Still, imagine how hard other skills are to acquire. How much civil engineering can you learn in two weeks? How much violin playing? But you could absolutely get basic grasps on a general purpose programming language. With something specialized like Unity or Excel you would get tons of useful output.
The hurdle around assignment operator is as old as symbolic languages. That's why legends such as Niklaus Wirth wanted to use another operator, ":=", a notation that is still being used.
Anyway, it can be a hurdle, but one I find that most people get over pretty quickly.
Well, sure; but more generally, the ability to accept other meanings for symbols (and keep subtly different symbols straight in one's head) is a mental skill, and individuals vary in their aptitude for it. (Presumably, this one is also relevant to natural language learning, since one must reckon e.g. with false cognates.)
The English noun "mist" has a different meaning than the German noun "[der] Mist" (dung, crap).

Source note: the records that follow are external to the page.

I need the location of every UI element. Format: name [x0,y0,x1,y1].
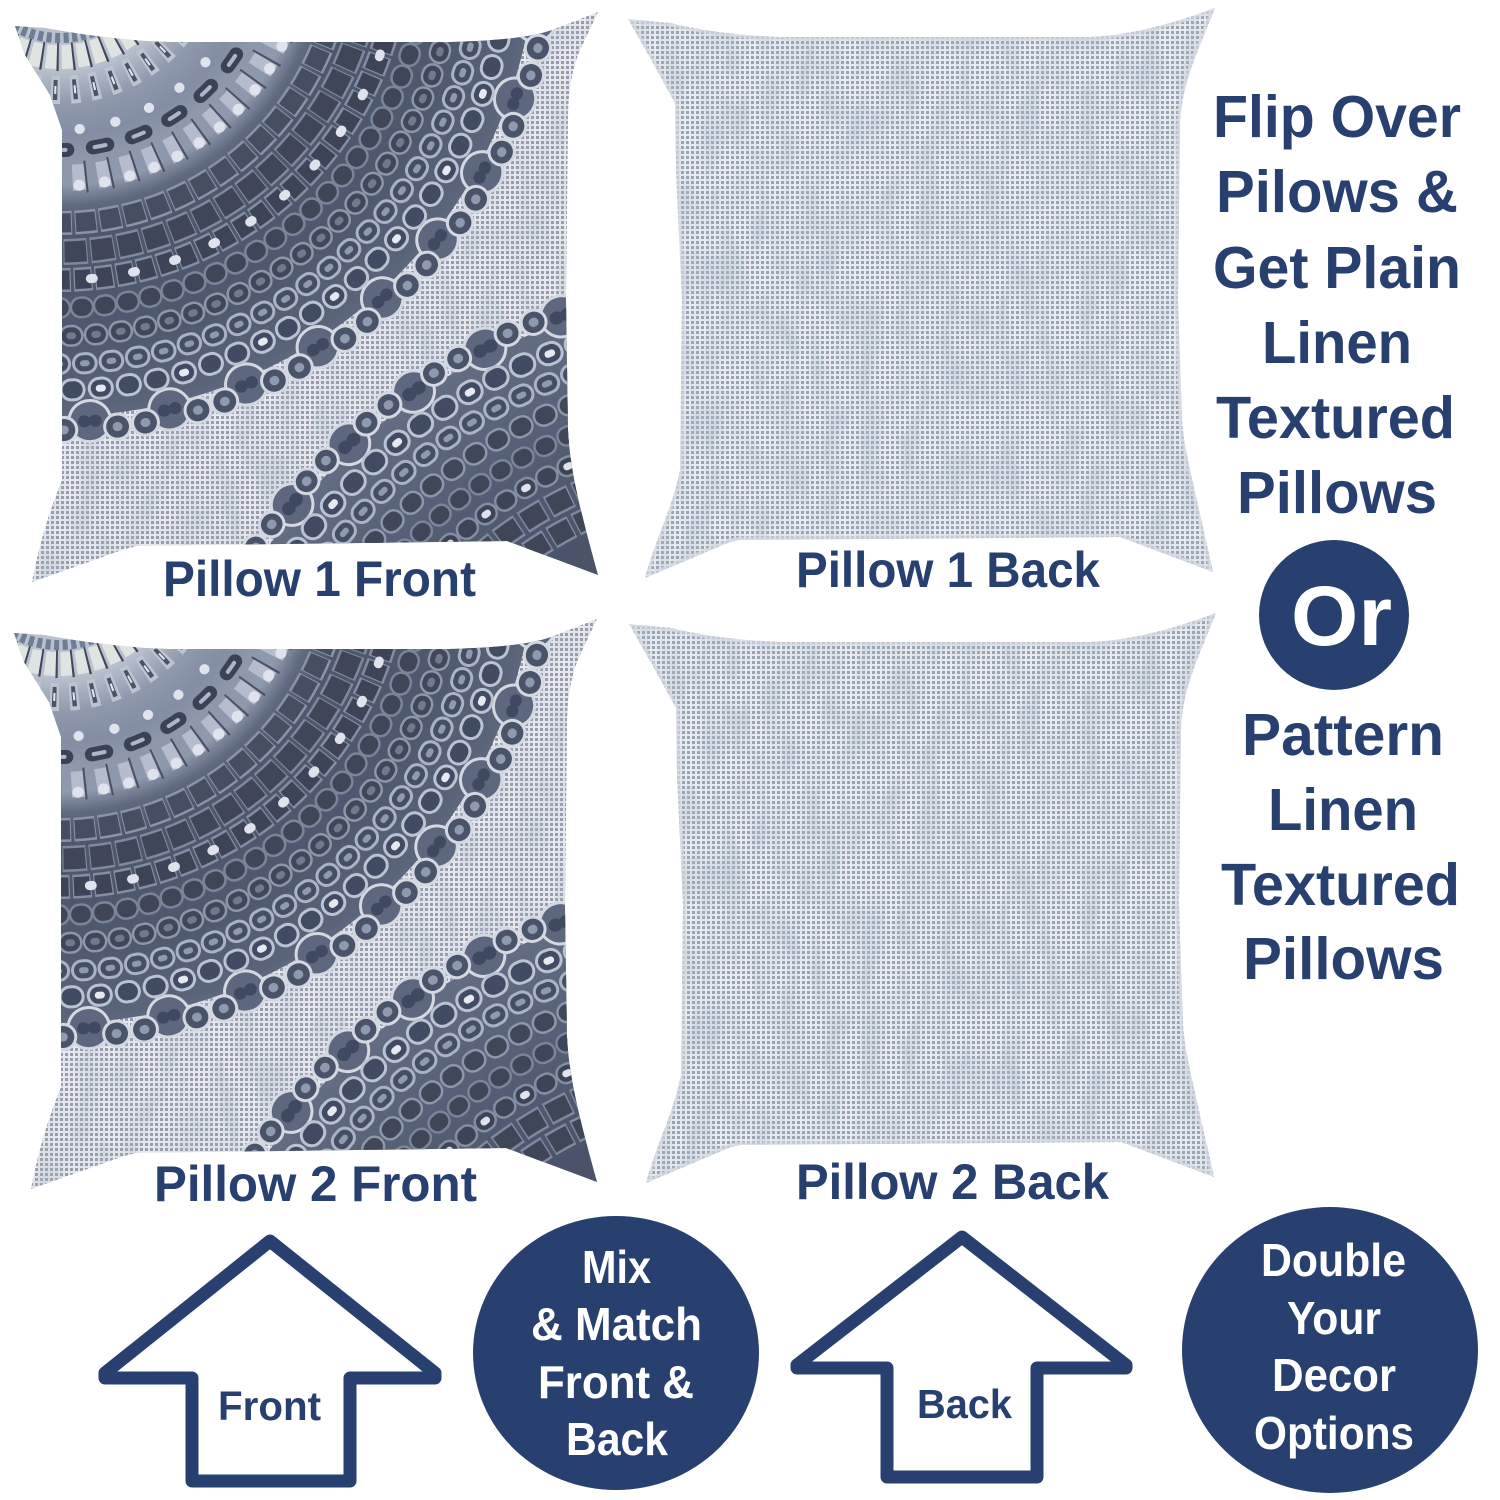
label: pillow 2 back: Pillow 2 Back [796,1154,1109,1210]
text block: flip over plain option [1213,84,1461,526]
arrow: back: Back [917,1381,1012,1427]
panel: pillow 1 back [620,0,1230,590]
panel: pillow 2 back [621,605,1231,1195]
badge: double your decor options: Decor [1272,1349,1396,1401]
label: pillow 2 front: Pillow 2 Front [154,1156,477,1212]
text block: flip over plain option: Linen [1262,310,1412,376]
label: pillow 1 back: Pillow 1 Back [796,542,1100,598]
badge: double your decor options [1182,1207,1478,1493]
text block: flip over plain option: Pilows & [1216,159,1458,225]
arrow: back [797,1237,1126,1477]
badge: double your decor options: Your [1287,1292,1381,1344]
text block: flip over plain option: Pillows [1237,460,1437,526]
panel: pillow 1 front [0,0,686,712]
badge: or: Or [1291,569,1392,663]
badge: double your decor options: Double [1261,1234,1406,1286]
badge: mix and match: Front & [538,1356,694,1408]
text block: pattern option: Pillows [1243,926,1444,992]
text block: pattern option: Pattern [1242,702,1444,768]
badge: mix and match: & Match [531,1298,702,1350]
badge: double your decor options: Options [1254,1407,1414,1459]
label: pillow 1 front: Pillow 1 Front [163,551,476,607]
text block: pattern option: Textured [1221,852,1460,918]
arrow: front [105,1241,435,1481]
text block: flip over plain option: Get Plain [1213,235,1461,301]
badge: mix and match: Mix [582,1241,651,1293]
badge: or [1259,540,1409,690]
badge: mix and match: Back [566,1413,668,1465]
text block: pattern option: Linen [1268,777,1418,843]
badge: mix and match [473,1216,759,1490]
panel: pillow 2 front [0,57,685,1319]
arrow: front: Front [218,1383,321,1429]
text block: flip over plain option: Textured [1216,385,1455,451]
text block: flip over plain option: Flip Over [1213,84,1461,150]
text block: pattern option [1221,702,1460,992]
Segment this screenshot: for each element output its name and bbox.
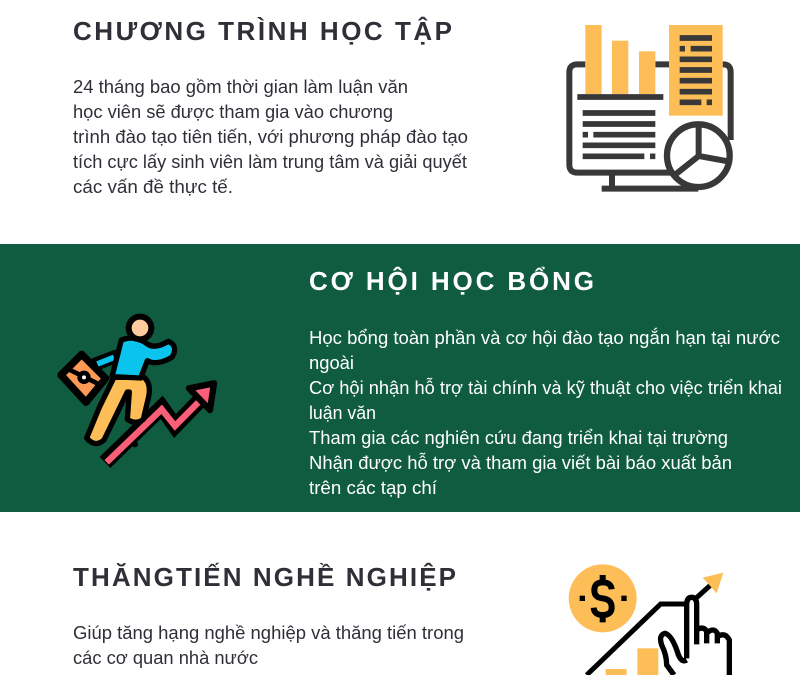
panel: thăng tiến nghề nghiệp bbox=[0, 512, 800, 675]
hand bbox=[661, 597, 729, 675]
text block: scholarship opportunities bbox=[309, 327, 782, 498]
growth line bbox=[587, 585, 711, 675]
text block: scholarship opportunities: Cơ hội nhận hỗ trợ tài chính và kỹ thuật cho việc triển khai bbox=[309, 377, 782, 398]
text block: career advancement: Giúp tăng hạng nghề nghiệp và thăng tiến trong bbox=[73, 623, 464, 643]
text block: programme description bbox=[73, 77, 468, 197]
heading: chương trình học tập: CHƯƠNG TRÌNH HỌC TẬP bbox=[73, 16, 452, 46]
text block: programme description: 24 tháng bao gồm thời gian làm luận văn bbox=[73, 77, 408, 97]
text block: programme description: tích cực lấy sinh viên làm trung tâm và giải quyết bbox=[73, 152, 467, 172]
text block: scholarship opportunities: ngoài bbox=[309, 353, 354, 373]
bars bbox=[637, 648, 658, 675]
text block: career advancement: các cơ quan nhà nước bbox=[73, 648, 258, 668]
heading: thăng tiến nghề nghiệp: THĂNGTIẾN NGHỀ NGHIỆP bbox=[73, 562, 456, 592]
torso bbox=[112, 338, 175, 378]
dollar coin bbox=[569, 564, 637, 632]
panel: cơ hội học bổng bbox=[0, 244, 800, 512]
text block: programme description: các vấn đề thực tế. bbox=[73, 177, 233, 197]
text block: scholarship opportunities: trên các tạp chí bbox=[309, 478, 437, 498]
text block: programme description: trình đào tạo tiên tiến, với phương pháp đào tạo bbox=[73, 127, 468, 147]
text block: career advancement bbox=[73, 623, 464, 668]
head bbox=[129, 317, 151, 339]
briefcase bbox=[61, 354, 115, 402]
text block: scholarship opportunities: Nhận được hỗ trợ và tham gia viết bài báo xuất bản bbox=[309, 452, 732, 473]
arrow head bbox=[703, 573, 723, 593]
icon: businessman climbing rising arrow bbox=[61, 317, 214, 462]
text block: scholarship opportunities: Tham gia các nghiên cứu đang triển khai tại trường bbox=[309, 428, 728, 448]
heading: cơ hội học bổng: CƠ HỘI HỌC BỔNG bbox=[309, 266, 594, 296]
text block: scholarship opportunities: Học bổng toàn phần và cơ hội đào tạo ngắn hạn tại nước bbox=[309, 327, 780, 348]
legs bbox=[87, 377, 149, 444]
text block: scholarship opportunities: luận văn bbox=[309, 403, 376, 423]
panel: chương trình học tập bbox=[0, 0, 800, 244]
icon: monitor with charts and document bbox=[569, 25, 731, 189]
text block: programme description: học viên sẽ được tham gia vào chương bbox=[73, 102, 393, 122]
icon: hand pointing at rising graph with dollar coin bbox=[569, 564, 729, 675]
arrow bbox=[93, 383, 214, 462]
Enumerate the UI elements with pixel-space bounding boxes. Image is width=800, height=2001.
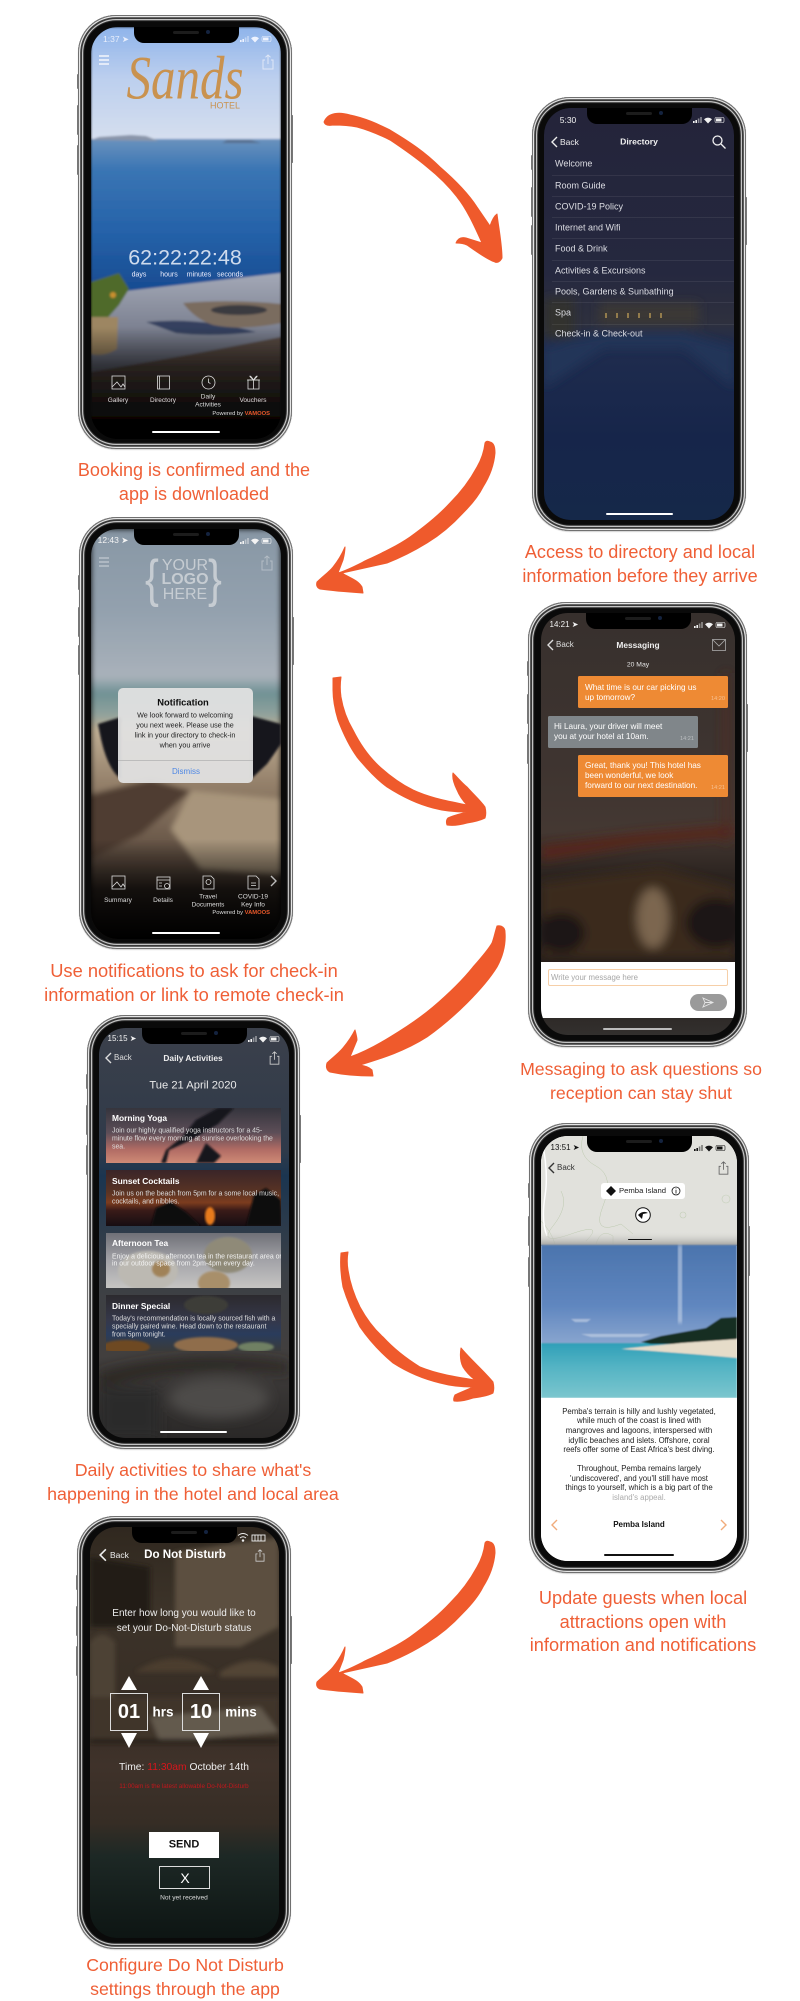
screen: do not disturb settings: set your Do-Not-Disturb status <box>117 1623 251 1634</box>
map callout: Pemba Island <box>619 1186 666 1195</box>
caption 5: Daily activities to share what's <box>75 1460 311 1480</box>
back link: Back <box>114 1053 132 1062</box>
carousel navigation: Pemba Island <box>613 1520 665 1529</box>
hours control <box>110 1676 148 1748</box>
icon: covid info <box>248 876 260 890</box>
message bubble: guest thanks: been wonderful, we look <box>585 771 673 780</box>
description text: mangroves and lagoons, interspersed with <box>566 1426 712 1435</box>
notification dialog: We look forward to welcoming <box>137 710 233 719</box>
description text: 'undiscovered', and you'll still have most <box>570 1474 708 1483</box>
screen: notification over beach <box>91 529 281 939</box>
notch <box>134 528 238 545</box>
home indicator <box>606 513 673 514</box>
icon: travel documents <box>202 876 214 890</box>
icon: details <box>156 876 170 890</box>
icon: search <box>712 135 726 149</box>
caption 6: Update guests when local <box>539 1588 747 1608</box>
icon: menu <box>99 55 109 65</box>
caption 3: information or link to remote check-in <box>44 984 344 1005</box>
screen: do not disturb settings <box>90 1527 279 1938</box>
background photo: sea and terrace <box>91 27 281 419</box>
caption 5: happening in the hotel and local area <box>47 1484 339 1504</box>
status icons <box>240 36 272 42</box>
card: Dinner Special <box>106 1295 281 1351</box>
card: Afternoon Tea: in our outdoor space from 2pm-4pm every day. <box>112 1261 255 1268</box>
message bubble: hotel reply: Hi Laura, your driver will meet <box>554 722 662 731</box>
caption 1: Booking is confirmed and the <box>78 460 310 480</box>
countdown labels: days <box>132 272 146 278</box>
notification dialog <box>118 688 253 783</box>
background photo: dim bridge <box>541 613 735 1035</box>
description text: reefs offer some of East Africa's best diving. <box>563 1445 715 1454</box>
directory list: Activities & Excursions <box>555 266 646 276</box>
icon: menu <box>99 557 109 567</box>
powered by: Powered by VAMOOS <box>212 910 270 916</box>
card: Afternoon Tea: Enjoy a delicious afternoon tea in the restaurant area or <box>112 1254 281 1261</box>
time line: Time: 11:30am October 14th <box>119 1762 249 1773</box>
card: Morning Yoga: minute flow every morning at sunrise overlooking the <box>112 1136 273 1143</box>
status bar: 12:43 ➤ <box>98 535 128 545</box>
card: Sunset Cocktails <box>106 1170 281 1226</box>
status icons <box>694 622 726 628</box>
caption 7: Configure Do Not Disturb <box>86 1955 284 1975</box>
back link: Back <box>560 137 579 147</box>
description text: while much of the coast is lined with <box>577 1416 701 1425</box>
countdown timer: 62:22:22:48 <box>128 245 242 269</box>
date: 20 May <box>627 662 649 669</box>
notification dialog: link in your directory to check-in <box>135 730 235 739</box>
caption 3: Use notifications to ask for check-in <box>50 960 338 981</box>
card: Sunset Cocktails: cocktails, and nibbles. <box>112 1199 179 1206</box>
icon: share <box>255 1549 265 1562</box>
notification dialog: Notification <box>157 696 209 707</box>
title: Do Not Disturb <box>144 1548 226 1561</box>
caption 2: Access to directory and local <box>525 542 755 562</box>
directory list: Room Guide <box>555 180 606 190</box>
directory list: COVID-19 Policy <box>555 202 623 212</box>
screen: notification over beach: Details <box>153 897 173 904</box>
card: Sunset Cocktails: Sunset Cocktails <box>112 1176 180 1186</box>
message bubble: hotel reply <box>548 716 698 748</box>
minutes control: 10 <box>190 1701 212 1723</box>
instructions: Enter how long you would like to <box>112 1608 256 1619</box>
send button: SEND <box>169 1838 199 1850</box>
screen: directory list <box>544 108 734 520</box>
card: Dinner Special: Today's recommendation is locally sourced fish with a <box>112 1316 275 1323</box>
screen: messaging <box>541 613 735 1035</box>
message bubble: guest question: What time is our car picking us <box>585 683 696 692</box>
caption 4: reception can stay shut <box>550 1083 732 1103</box>
background photo: sunglasses on sand <box>91 529 281 936</box>
cancel button: X <box>180 1870 190 1886</box>
caption 1: app is downloaded <box>119 484 269 504</box>
card: Afternoon Tea <box>106 1233 281 1288</box>
message bubble: guest thanks <box>578 755 728 797</box>
caption 2: information before they arrive <box>522 566 758 586</box>
directory list: Check-in & Check-out <box>555 328 643 338</box>
status bar: 15:15 ➤ <box>108 1034 136 1043</box>
back link <box>551 136 579 148</box>
arrow: step 1 to step 2 <box>324 113 502 262</box>
status icons <box>248 1036 280 1042</box>
notch <box>586 1135 692 1152</box>
screen: Pemba Island <box>541 1136 737 1561</box>
message bubble: guest thanks: Great, thank you! This hotel has <box>585 761 701 770</box>
placeholder logo: } <box>208 550 222 608</box>
icon: share <box>262 556 272 570</box>
minutes label: mins <box>225 1704 257 1719</box>
description text: things to yourself, which is a big part of the <box>565 1483 713 1492</box>
map and photo background <box>541 1136 737 1561</box>
directory list: Internet and Wifi <box>555 222 621 232</box>
tab labels: Summary <box>104 897 132 904</box>
screen: Sands hotel countdown <box>91 27 281 439</box>
card: Dinner Special: Dinner Special <box>112 1301 170 1311</box>
screen: Sands hotel countdown: seconds <box>217 272 243 278</box>
date: Tue 21 April 2020 <box>149 1079 237 1091</box>
back link <box>548 1162 580 1174</box>
screen: Sands hotel countdown: hours <box>160 272 178 278</box>
status icons <box>694 1145 726 1152</box>
description text: island's appeal. <box>612 1493 666 1502</box>
placeholder logo <box>145 550 222 608</box>
card: Morning Yoga: Join our highly qualified yoga instructors for a 45- <box>112 1128 262 1135</box>
screen: Sands hotel countdown: minutes <box>187 272 211 278</box>
caption 6 <box>530 1587 756 1658</box>
placeholder logo: HERE <box>163 586 207 603</box>
background: blurred lounge <box>99 1028 289 1438</box>
background photo: dimmed resort poolside <box>90 1527 279 1938</box>
status bar: 14:21 ➤ <box>550 620 578 629</box>
notification dialog: when you arrive <box>160 740 210 749</box>
notification dialog: you next week. Please use the <box>136 720 234 729</box>
notch <box>134 26 238 43</box>
powered by: Powered by VAMOOS <box>212 411 270 417</box>
icon: next chevron <box>270 876 277 886</box>
icon: vouchers <box>247 376 260 390</box>
arrow: step 2 to step 3 <box>317 441 495 593</box>
icon: directory <box>157 376 170 390</box>
message bubble: hotel reply: 14:21 <box>680 736 694 742</box>
home indicator <box>604 1554 674 1556</box>
message bubble: guest question: 14:20 <box>711 696 725 702</box>
map pin <box>635 1207 651 1223</box>
icon: share <box>270 1051 280 1065</box>
send button <box>149 1832 219 1858</box>
icon: wifi and battery <box>237 1532 267 1543</box>
screen: notification over beach: COVID-19 Key Info <box>238 893 268 908</box>
status icons <box>693 117 724 124</box>
screen: Sands hotel countdown: Directory <box>150 397 176 404</box>
minutes control <box>182 1676 220 1748</box>
phone 5: daily activities <box>87 1015 300 1449</box>
message composer panel <box>541 962 735 1018</box>
description text: idyllic beaches and islets. Offshore, coral <box>568 1436 710 1445</box>
card: Sunset Cocktails: Join us on the beach from 5pm for a some local music, <box>112 1191 279 1198</box>
caption 5 <box>47 1460 339 1504</box>
back link: Back <box>556 640 574 649</box>
card: Morning Yoga: Morning Yoga <box>112 1113 167 1123</box>
icon: summary <box>112 876 126 890</box>
back link <box>105 1052 132 1064</box>
phone 3: notification <box>79 517 293 949</box>
hours label: hrs <box>152 1704 174 1719</box>
card: Afternoon Tea: Afternoon Tea <box>112 1238 168 1248</box>
arrow: step 4 to step 5 <box>326 926 505 1076</box>
arrow: step 5 to step 6 <box>341 1252 494 1401</box>
phone 4: messaging <box>528 602 747 1047</box>
phone 1: home screen <box>78 15 292 449</box>
card: Morning Yoga: sea. <box>112 1144 125 1151</box>
home indicator <box>152 431 220 432</box>
directory list <box>552 158 734 338</box>
description text: Throughout, Pemba remains largely <box>577 1464 701 1473</box>
card: Dinner Special: specially paired wine. Head down to the restaurant <box>112 1324 266 1331</box>
directory list: Welcome <box>555 158 592 168</box>
caption 7: settings through the app <box>90 1979 280 1999</box>
hotel logo: Sands: Sands <box>126 44 244 112</box>
card: Morning Yoga <box>106 1108 281 1163</box>
icon: share <box>718 1161 729 1175</box>
icon: envelope <box>712 639 726 651</box>
map callout <box>601 1183 685 1199</box>
notch <box>132 1526 237 1543</box>
caption 4 <box>520 1059 762 1103</box>
caption 2 <box>522 542 758 586</box>
caption 6: information and notifications <box>530 1635 756 1655</box>
caption 6: attractions open with <box>560 1612 726 1632</box>
arrow: step 3 to step 4 <box>333 677 486 825</box>
text input: Write your message here <box>551 973 638 982</box>
home indicator <box>152 932 220 934</box>
notification dialog: Dismiss <box>172 767 200 776</box>
screen: notification over beach: Travel Documents <box>192 893 224 908</box>
back link <box>99 1548 133 1562</box>
title: Daily Activities <box>163 1053 223 1063</box>
message bubble: hotel reply: you at your hotel at 10am. <box>554 732 649 741</box>
text input <box>548 969 728 986</box>
caption 1 <box>78 460 310 504</box>
status bar: 13:51 ➤ <box>551 1143 579 1152</box>
status note: Not yet received <box>160 1895 208 1902</box>
title: Directory <box>620 137 658 147</box>
phone 2: directory <box>532 97 746 531</box>
screen: daily activities <box>99 1028 289 1438</box>
caption 7 <box>86 1954 284 2001</box>
back link: Back <box>110 1550 129 1560</box>
home indicator <box>603 1028 672 1030</box>
send button <box>690 994 727 1011</box>
message bubble: guest question <box>578 676 728 708</box>
cancel button <box>159 1866 210 1889</box>
arrow: step 6 to step 7 <box>317 1541 495 1693</box>
icon: gallery <box>112 376 126 390</box>
hours control: 01 <box>118 1701 140 1723</box>
directory list: Spa <box>555 308 571 318</box>
card: Dinner Special: from 5pm tonight. <box>112 1332 166 1339</box>
notch <box>142 1027 246 1044</box>
description text <box>549 1406 729 1504</box>
placeholder logo: { <box>145 550 159 608</box>
carousel navigation <box>541 1517 737 1533</box>
caption 3 <box>44 960 344 1005</box>
phone 6: local attraction <box>529 1123 749 1573</box>
hotel logo sub-line: HOTEL <box>210 100 240 110</box>
phone 7: do not disturb <box>77 1516 291 1949</box>
status bar: 1:37 ➤ <box>103 34 129 44</box>
caption 4: Messaging to ask questions so <box>520 1059 762 1079</box>
notch <box>586 107 692 124</box>
tab labels: Gallery <box>108 397 128 404</box>
drawer handle <box>628 1238 652 1240</box>
message bubble: guest thanks: forward to our next destination. <box>585 781 697 790</box>
message bubble: guest thanks: 14:21 <box>711 785 725 791</box>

Or the French "[la] infusion" has a different meaning (herbal tea) than the English "infusion" and the German "[die] Infusion".
So, you are very used to the situation that in different languages, terms can have different meaning, so also in, say, C versus mathematics.
However, people really do have a great deal of trouble with this exact concept. Its a common test to give to people to define a function with a misleading name, like multiplyByTwo(int x, int y), and then show them the code inside (return x/y) and ask what this results in. Surprisingly many non programmers have a great deal of trouble with the idea that the name can be different to the behavior, especially in cases where its subtly different not entirely like this.
Other fields have similar issues, where people have trouble with this sort of abstract thinking, divorcing abstract knowledge about a thing from its appearence. iirc its a stage in child psychology and development, and shows up in teenage years after puberty. Many adult people never develop it fully, and struggle with this to a greater or lesser extent
But that was just an offnote observation, when I got to college I already knew how to program but MANY of my student peers had A LOT of trouble in the first year grasping the basics. These were not dummy students, they were top ~3% of students in the college entrance exams.
At least 50% of my class didn't understand pointers properly by then end of first year.